Il y a de très beaux personnages, la ville même de Cloisterham est très joliment dépeinte, j'ai aimé la droiture de M. Crisparkle et le caractère "anguleux" de M. Grewgious, j'ai ri aux prises de bec de Mlle Twinkleton et de la Billikin, j'ai regretté de si peu connaître, finalement, Neville Landless ou Edwin Drood.

A propos de M. Crisparkle : "Il était fidèle à son devoir, simplement et résolument, dans les circonstances importantes comme dans les plus insignifiantes. Ainsi en est-il toujours pour les âmes droites. Oui, il en fut, il en est, il en sera toujours ainsi pour toutes les âmes droites. Rien n'est petit pour ceux qui sont véritablement grands par l'esprit".

La traduction (toujours dans le volume 9 de la bibliothèque de la Pléiade, toujours celui de Fashion), est de Renée Villoteau, revisée par Sylère Monod qui signe également la notice et les notes.

Par exemple, ces paroles de Mlle Twinkleton : "Alors souvenons-nous toujours de ce qu'a dit le général spartiate - en termes trop connus pour que je les cite - lors de cette bataille dont il est superflu de préciser le nom."

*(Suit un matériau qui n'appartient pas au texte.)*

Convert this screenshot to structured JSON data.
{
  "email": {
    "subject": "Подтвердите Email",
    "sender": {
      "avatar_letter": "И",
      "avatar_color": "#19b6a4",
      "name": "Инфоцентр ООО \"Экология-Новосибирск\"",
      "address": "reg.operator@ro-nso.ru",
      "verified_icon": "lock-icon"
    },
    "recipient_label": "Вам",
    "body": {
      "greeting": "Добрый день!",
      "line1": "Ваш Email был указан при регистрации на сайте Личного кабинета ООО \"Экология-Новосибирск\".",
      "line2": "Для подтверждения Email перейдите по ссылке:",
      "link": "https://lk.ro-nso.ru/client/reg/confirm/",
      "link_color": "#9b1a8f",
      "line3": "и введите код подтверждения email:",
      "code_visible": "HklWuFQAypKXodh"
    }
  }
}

Note : "Mlle Twinkleton est avare de renseignements permettant d'identifier la phrase, l'officier et la bataille auxquels elle fait allusion. Mais la culture de Mlle Twinkleton n'étant pas illimitée, tout porte à croire qu'elle pense aux Thermophyles, et à l'affirmation que le roi-général et ses compagnons sont restés sur place et se sont fait tuer pour obéir aux lois de la cité."

J'apprécie de plus en plus le travail de Sylvère Monod, son humour et sa délicatesse.